Novakowski is referring to some disturbing statistics from Statistics Canada about the numbers of women being turned away from the Kelowna RCMP detachment after having brought forward sexual assault claims. 40% of cases are being dismissed as "unfounded". The provincial average is 15%, with some areas much lower than that.
Novakowski points-out that victims of sexual abuse are not assigned to a special department or to constables with specialized training, but rather to a general duty constable with minimal training on the subject.
"The last time we asked about it and looked into it, it was less than a day out of their time at Depot," she said. "They're expected to get training on those specialized things later on. The problem is, they're not."
She said that without proper training, the traumatic effects can have the wrong impact on an investigator.
"Their story can seem disjointed. They may remember things a day or two or three later, or even longer. So they're often seen as not telling the truth or inconsistent. They're difficult cases to investigate," said Novakowski.

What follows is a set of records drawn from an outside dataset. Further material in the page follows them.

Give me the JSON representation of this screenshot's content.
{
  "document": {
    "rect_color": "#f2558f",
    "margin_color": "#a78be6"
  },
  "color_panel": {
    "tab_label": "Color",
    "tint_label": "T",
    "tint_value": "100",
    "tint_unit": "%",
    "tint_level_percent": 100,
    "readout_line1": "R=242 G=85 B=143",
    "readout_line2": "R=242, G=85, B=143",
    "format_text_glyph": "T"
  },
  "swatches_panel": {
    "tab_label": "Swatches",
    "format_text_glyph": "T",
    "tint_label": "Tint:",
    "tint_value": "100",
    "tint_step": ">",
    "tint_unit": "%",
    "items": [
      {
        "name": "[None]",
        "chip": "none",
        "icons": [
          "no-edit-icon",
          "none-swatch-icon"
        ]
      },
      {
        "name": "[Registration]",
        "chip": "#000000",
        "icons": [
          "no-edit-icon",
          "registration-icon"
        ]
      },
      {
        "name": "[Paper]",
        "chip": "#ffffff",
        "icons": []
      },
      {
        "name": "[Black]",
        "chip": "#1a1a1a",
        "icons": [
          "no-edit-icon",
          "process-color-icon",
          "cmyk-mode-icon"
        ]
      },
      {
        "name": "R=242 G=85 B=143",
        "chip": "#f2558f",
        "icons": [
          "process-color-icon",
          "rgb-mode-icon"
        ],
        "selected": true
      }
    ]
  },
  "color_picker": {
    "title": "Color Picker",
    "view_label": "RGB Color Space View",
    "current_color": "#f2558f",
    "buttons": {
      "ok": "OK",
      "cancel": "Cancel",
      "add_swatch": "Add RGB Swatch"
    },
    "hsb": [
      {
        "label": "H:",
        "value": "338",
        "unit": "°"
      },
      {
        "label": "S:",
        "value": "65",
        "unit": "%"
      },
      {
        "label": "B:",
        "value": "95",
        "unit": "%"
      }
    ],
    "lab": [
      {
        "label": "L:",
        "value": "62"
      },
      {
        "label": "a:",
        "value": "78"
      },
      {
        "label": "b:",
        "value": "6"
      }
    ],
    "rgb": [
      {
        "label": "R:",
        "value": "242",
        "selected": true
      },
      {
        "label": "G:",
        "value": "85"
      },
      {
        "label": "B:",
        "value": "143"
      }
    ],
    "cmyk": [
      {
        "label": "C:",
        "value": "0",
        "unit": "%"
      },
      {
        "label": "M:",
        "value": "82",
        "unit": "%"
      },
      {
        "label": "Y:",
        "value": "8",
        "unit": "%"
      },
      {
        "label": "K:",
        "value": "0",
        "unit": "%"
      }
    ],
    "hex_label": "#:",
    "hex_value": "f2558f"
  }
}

But the Elizabeth Fry Society has been working with the RCMP and there is reason for optimism in Kelowna. "Yes, I believe there is a will, said Novakowski. "The higher-up people that we're working with at the detachment have committed to working on this. They've signed-off on a local protocol, they've let us use their services to do the training in-house and I think we're on a road to make a difference.
Along with the RCMP the Elizabeth Fry Society has also been working with the local school district. Females are at the highest risk of becoming a victim of a sexual assault between the ages of 14 and 24.
There are fears that news about how the Kelowna RCMP has been handling these cases will lead to some women wanting to avoid the RCMP altogether.
"Our staff was talking about it this morning," said Novakowski, "Worrying that women wouldn't come forward and that it would get even worse."
There's a chance that the Statistics Canada numbers could mean some of the unfounded cases get another look.
RCMP spokesperson Cpl. Meghan Foster said the police are taking the issue seriously. "We're doing a review of the statistics," she said. "And possibly the files themselves."